Для того чтобы иметь мужество выступать снова и снова в качестве подсудимого со своими произведениями, драматург неизменно должен для себя установить догмат непогрешимости публики. У Дюма-сына, который любил теоретизировать о театральной публике, было установлено их два: относительно морального референдума, выносимого большой публикой по вопросам драматических коллизий, и относительно провиденья успеха или неуспеха со стороны «трехсот», составляющих «весь Париж».
Последнему явлению он придавал получудесный характер и называл его «шестым чувством», «чувством парижанина».
Вот типы этих прорицаний:
«Ну, как сегодняшняя пьеса? – Пффф… – „Плохо?“ – В ней есть один акт… одна сцена… – „Будет делать сборы?“».
Посвященный отвечает «да» или «нет», и это приговор. Бывают варианты: «Сегодняшняя пьеса?» – Очень замечательна. – «Будет делать сборы?» – Нет. – «Почему?» – Не знаю. – «Плохо играют?» – Сыграно превосходно. – «Ну…» – Эта не будет делать сборов – вот все, что я могу вам сказать.
Он не может определить причин, но он их угадывает. Это говорит шестое чувство – чувство парижанина.

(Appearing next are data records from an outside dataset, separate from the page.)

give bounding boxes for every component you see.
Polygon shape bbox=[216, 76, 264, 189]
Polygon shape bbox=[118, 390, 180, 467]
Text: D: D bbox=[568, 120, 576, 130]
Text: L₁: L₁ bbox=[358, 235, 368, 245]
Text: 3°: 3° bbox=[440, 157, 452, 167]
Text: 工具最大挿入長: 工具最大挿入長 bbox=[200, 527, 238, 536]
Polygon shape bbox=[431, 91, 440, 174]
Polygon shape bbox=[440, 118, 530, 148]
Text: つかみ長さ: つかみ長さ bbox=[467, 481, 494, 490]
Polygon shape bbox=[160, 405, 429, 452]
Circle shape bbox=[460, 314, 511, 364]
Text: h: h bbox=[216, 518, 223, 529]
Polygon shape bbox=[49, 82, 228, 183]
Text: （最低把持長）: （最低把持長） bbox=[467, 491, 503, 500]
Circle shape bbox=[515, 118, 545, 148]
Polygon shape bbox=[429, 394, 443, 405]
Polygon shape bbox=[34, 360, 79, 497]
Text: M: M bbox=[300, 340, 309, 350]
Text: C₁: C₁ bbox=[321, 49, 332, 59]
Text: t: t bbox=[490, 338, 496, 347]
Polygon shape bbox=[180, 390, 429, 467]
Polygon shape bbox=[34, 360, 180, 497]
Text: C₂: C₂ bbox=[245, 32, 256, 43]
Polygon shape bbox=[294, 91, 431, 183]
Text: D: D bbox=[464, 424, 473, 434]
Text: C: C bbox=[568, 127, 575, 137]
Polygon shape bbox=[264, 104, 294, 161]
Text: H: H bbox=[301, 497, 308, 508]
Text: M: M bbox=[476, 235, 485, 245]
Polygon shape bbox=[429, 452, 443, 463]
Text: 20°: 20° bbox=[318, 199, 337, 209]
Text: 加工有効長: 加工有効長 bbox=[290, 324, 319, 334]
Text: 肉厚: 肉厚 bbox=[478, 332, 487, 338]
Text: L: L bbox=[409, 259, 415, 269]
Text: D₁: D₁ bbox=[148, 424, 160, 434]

Другой вариант: «Ну? Сегодняшняя пьеса?» – Идиотство… – «Значит, провал?» – Потрясающий успех. – «Идти не стоит?» – Напротив, пойдите, это необходимо увидать. – «Почему?» – Этого я не знаю. Но увидать это необходимо.
Это писалось Александром Дюма в последние годы второй империи, когда он посвящал иностранцев, приехавших на всемирную выставку 1868 года, в тайны светского Парижа. Но в то время Париж был более «Парижем», чем теперь. «Драматурги наших дней» не верят в догмат «трехсот непогрешимых», которые, как «garèon de bain»,[6] опускают руку в теплую воду и безошибочно определяют градус успеха, т. е. цифру сбора. В представлении Дюма это было как бы собрание представителей всех классов общества, несменяемых и никогда не ошибающихся, наивных и мудрых, невежественных и тонких, – словом, «слепцы, полубоги, провидцы».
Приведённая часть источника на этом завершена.